The only features I find fit enough for training models are:
* rate
* delivery
* sale

However, sale feature needs additional pre-processing. We need to remove "%" sign

In [None]:
def sales_process(x):
    if "%" in x:
        return int(x[:-1])
    
    return x

In [None]:
df['sale'] = df['sale'].apply(sales_process)
absent['sale'] = absent['sale'].apply(sales_process)

In [None]:
# selecting the most important features
df = df[['rate', 'delivery', 'sale', 'price']]

## Models training, hypermarameters tuning phase

In [None]:
x = df.iloc[:, :-1].values
y = df.iloc[:, -1].values

In [None]:
x_train, x_test, y_train, y_test = train_test_split(x, y, random_state=42, test_size=0.2)

In [None]:
def model_evaluate(model, name, plot=True):
    y_pred = model.predict(x_test)
    tit = name + "\nMAE:{}\nMSE:{}".format(mean_absolute_error(y_pred, y_test), mean_squared_error(y_pred, y_test))
    if plot:
        dd = pd.DataFrame(x_test, columns=['rate', 'delivery', 'sale'])
        dd['price'] = y_pred
        sns.pairplot(dd, x_vars=['rate', 'delivery', 'sale'], y_vars=['price'])
        plt.suptitle(tit)
        plt.tight_layout()
    else:
        print(tit)

In [None]:
def model_train(model, name):
    model.fit(x_train, y_train)
    model_evaluate(model, name, False)
    return model

In [None]:
lr = LinearRegression()
rfr = RandomForestRegressor(n_estimators=150, max_depth=60)
svr = SVR(kernel='linear', C=0.6)
abr = AdaBoostRegressor(n_estimators=45, learning_rate=0.3)
knr = KNeighborsRegressor(n_neighbors=10)
models = [lr, rfr, svr, abr, knr]
names = ['Linear Regression', 'Random Forest Regressor', 'Support Vector Regression',
        'Ada Boost Regressor', 'KNeighbors Regressor']

In [None]:
mls = []
for i, j in zip(models, names):
    mls.append(model_train(i, j))
    print()

In [None]:
dt = pd.DataFrame(x_test, columns=['rate', 'delivery', 'sale'])
dt['price'] = y_test

# Evaluate trained models

### I used Mean Absolute Error(MAE)

![MAE](https://www.codingprof.com/wp-content/uploads/2021/12/Formula_MeanAbsoluteError.png)

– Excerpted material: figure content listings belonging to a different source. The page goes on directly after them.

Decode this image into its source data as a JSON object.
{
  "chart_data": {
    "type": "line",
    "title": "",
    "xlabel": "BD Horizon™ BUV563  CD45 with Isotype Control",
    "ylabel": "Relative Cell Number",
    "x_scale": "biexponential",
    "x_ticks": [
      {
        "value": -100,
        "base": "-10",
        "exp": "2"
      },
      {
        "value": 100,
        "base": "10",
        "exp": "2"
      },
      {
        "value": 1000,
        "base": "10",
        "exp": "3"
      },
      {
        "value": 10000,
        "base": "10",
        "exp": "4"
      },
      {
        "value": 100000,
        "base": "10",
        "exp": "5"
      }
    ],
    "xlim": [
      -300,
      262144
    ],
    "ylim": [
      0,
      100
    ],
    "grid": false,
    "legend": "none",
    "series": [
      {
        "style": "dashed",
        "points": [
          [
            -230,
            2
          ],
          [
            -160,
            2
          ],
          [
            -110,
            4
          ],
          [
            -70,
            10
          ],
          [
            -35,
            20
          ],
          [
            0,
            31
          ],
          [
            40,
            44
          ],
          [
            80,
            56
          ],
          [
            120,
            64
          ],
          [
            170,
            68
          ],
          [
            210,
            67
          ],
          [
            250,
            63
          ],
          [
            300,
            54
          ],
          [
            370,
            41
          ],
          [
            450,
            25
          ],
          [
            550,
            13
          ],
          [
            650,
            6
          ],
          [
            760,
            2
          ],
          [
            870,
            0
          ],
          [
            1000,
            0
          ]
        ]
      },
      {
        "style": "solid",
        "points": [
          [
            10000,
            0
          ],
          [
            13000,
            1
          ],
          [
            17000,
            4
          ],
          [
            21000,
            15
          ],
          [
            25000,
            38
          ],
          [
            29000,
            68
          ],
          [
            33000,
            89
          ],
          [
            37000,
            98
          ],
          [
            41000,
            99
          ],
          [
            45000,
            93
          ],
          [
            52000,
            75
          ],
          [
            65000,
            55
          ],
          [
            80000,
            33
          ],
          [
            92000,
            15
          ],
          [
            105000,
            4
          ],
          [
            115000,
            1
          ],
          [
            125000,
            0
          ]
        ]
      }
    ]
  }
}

### and Mean Squared Error(MSE)

![MSE](https://cdn-media-1.freecodecamp.org/images/hmZydSW9YegiMVPWq2JBpOpai3CejzQpGkNG)

In [None]:
sns.pairplot(dt, x_vars=['rate', 'delivery', 'sale'], y_vars=['price'])
plt.suptitle("Original")
plt.tight_layout()
for i, j in zip(mls, names):
    model_evaluate(i, j)

# Conclusion

## The best and most consistent models used are: KNeighborsRegressor with K=10 and Random Forest Regressor max_depth = 60 and n_estimators = 150

However, we need to keep a note that features used are ratings, delivery and sale.

There are also such factors as brands and type of furniture. However, I suggested that using Label Encoder would be wrong, considering there would be 500+ unique labels for the column of furniture type.